14.     In relation to the first set of proceedings which the applicant wishes to issue, applying the test laid down in the Kenny case, I am not satisfied that there is any substance in the applicant’s proceedings which attempt to force Judge Aylmer to accept affidavit evidence at the trial of the criminal matters listed for hearing before him on 24th November, 2021.

15.     Judge Aylmer clearly indicated that the matter will proceed on oral evidence. That is the way in which evidence is given in criminal trials in this jurisdiction. There is no provision for an accused to defend himself by means of affidavit evidence. It is a fundamental tenet of the criminal law in this jurisdiction, that all evidence, either for the prosecution or for the defence, be given by means of oral testimony from witnesses, which evidence can be tested by cross-examination. That is the procedure adopted in this jurisdiction, so as to ensure a fair trial to both the prosecution and the defence. The court is satisfied that the proposed proceedings are frivolous and vexatious and amount to an attempt to perpetrate an abuse of process, so as to prevent or hinder the trial of the criminal matters due before the Circuit Criminal Court in Cavan on 24th November, 2021.

16.     For these reasons the court refuses to permit the applicant institute this set of proceedings.

17.     In relation to the second set of proposed proceedings, it appears that the applicant’s notice of motion and grounding affidavit seeking to set aside the order made by Judge McLoughlin on 10th December, 2020 was received by the District Court office in Cavan on 21st December, 2020, as the notice of motion that is exhibited at JL 2, contains a handwritten record number and is stamped with the seal of the District Court office in Cavan and is dated 21st December, 2020.

18.     It appears from the letter sent by Ms Rafferty dated 30th March, 2021, that the notice of motion and grounding affidavit were returned to the applicant along with a form 10.5 Notice of Application to have Proceedings Set Aside – Courts Act, 1991 section 22 (6) (A). That notice is exhibited at exhibit JL 5.

19.     Given that the core facts as asserted by the applicant appear to be supported by independent documentary evidence, this court cannot say that his proposed proceedings are frivolous or vexatious.

20.     That being the case, the court will permit the applicant to commence judicial review proceedings seeking the relief set out in his ex parte docket dated 17th November, 2021. That is to say, the applicant may make an ex parte application seeking liberty to proceed by way of judicial review in the ordinary way.

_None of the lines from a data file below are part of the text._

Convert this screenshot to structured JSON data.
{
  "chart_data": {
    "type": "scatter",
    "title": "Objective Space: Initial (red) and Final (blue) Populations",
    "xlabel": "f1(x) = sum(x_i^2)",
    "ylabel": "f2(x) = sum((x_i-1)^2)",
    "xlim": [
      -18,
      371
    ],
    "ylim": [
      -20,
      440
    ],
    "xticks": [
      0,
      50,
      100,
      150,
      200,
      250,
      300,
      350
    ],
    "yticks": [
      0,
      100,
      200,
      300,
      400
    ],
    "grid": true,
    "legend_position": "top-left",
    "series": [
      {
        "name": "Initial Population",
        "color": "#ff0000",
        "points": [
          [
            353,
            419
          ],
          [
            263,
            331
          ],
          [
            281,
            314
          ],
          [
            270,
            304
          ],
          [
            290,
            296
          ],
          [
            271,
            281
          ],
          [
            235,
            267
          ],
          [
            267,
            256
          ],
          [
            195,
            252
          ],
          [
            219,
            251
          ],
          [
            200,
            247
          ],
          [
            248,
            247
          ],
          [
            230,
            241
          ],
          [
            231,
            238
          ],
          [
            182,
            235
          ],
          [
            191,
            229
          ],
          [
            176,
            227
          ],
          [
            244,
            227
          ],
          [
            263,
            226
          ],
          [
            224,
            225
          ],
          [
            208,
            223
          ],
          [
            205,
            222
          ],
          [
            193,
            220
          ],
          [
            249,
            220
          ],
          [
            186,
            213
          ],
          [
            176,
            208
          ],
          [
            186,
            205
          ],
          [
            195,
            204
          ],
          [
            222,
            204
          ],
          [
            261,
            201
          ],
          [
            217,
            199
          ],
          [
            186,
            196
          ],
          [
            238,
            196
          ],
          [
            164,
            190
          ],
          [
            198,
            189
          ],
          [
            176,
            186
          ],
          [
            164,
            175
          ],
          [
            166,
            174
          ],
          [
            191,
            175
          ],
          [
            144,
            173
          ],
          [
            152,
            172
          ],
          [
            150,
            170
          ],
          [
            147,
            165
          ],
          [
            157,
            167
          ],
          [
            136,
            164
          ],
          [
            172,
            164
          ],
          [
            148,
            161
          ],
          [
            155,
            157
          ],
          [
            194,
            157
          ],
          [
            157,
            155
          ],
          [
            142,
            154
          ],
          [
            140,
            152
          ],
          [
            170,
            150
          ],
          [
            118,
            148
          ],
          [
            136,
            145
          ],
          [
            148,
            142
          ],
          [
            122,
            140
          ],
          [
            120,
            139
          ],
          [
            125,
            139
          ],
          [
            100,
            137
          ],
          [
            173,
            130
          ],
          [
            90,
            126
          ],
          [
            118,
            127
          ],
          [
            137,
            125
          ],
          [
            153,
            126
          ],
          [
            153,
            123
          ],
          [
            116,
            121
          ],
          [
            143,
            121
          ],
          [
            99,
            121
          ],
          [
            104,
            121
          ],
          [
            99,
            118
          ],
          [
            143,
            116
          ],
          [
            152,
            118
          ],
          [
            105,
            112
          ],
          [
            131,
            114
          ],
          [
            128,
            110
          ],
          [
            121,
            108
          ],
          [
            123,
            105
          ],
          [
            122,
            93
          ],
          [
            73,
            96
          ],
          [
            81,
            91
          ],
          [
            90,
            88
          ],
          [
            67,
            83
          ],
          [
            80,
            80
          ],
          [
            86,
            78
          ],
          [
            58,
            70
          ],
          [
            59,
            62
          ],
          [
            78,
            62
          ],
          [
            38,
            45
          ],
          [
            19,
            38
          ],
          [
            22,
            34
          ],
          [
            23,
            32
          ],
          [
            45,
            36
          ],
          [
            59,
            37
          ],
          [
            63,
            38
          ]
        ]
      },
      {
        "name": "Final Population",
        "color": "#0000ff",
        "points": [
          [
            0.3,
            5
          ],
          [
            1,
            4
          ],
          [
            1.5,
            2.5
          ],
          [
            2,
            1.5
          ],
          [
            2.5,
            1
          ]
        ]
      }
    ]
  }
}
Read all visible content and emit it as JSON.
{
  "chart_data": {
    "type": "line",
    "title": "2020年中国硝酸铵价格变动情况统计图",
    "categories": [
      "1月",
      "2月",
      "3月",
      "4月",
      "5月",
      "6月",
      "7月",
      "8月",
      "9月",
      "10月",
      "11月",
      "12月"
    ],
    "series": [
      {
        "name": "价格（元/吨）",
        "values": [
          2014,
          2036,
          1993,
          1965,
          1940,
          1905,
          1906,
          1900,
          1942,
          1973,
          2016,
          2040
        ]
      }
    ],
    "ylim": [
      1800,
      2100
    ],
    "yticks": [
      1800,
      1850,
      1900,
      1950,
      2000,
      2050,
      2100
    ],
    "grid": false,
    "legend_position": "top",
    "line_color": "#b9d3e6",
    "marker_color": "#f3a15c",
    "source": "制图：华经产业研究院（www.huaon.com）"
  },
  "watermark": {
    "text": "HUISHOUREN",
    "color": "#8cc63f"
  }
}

21.     The fact that this ruling permits the applicant to institute the judicial review proceedings, does not constitute any view on the merits of the applicant’s judicial review application, or whether his case even meets the threshold to be given liberty to proceed by way of judicial review. Those questions rest solely with the judge who will hear his ex parte application seeking liberty to proceed by way of judicial review.

22.     This ruling merely finds that the proposed proceedings are not frivolous or vexatious on the facts that have been put before the court at this time; therefore it is appropriate to lift the “Isaac Wunder” order and permit the applicant to commence a judicial review application by making the necessary ex parte application in the ordinary way.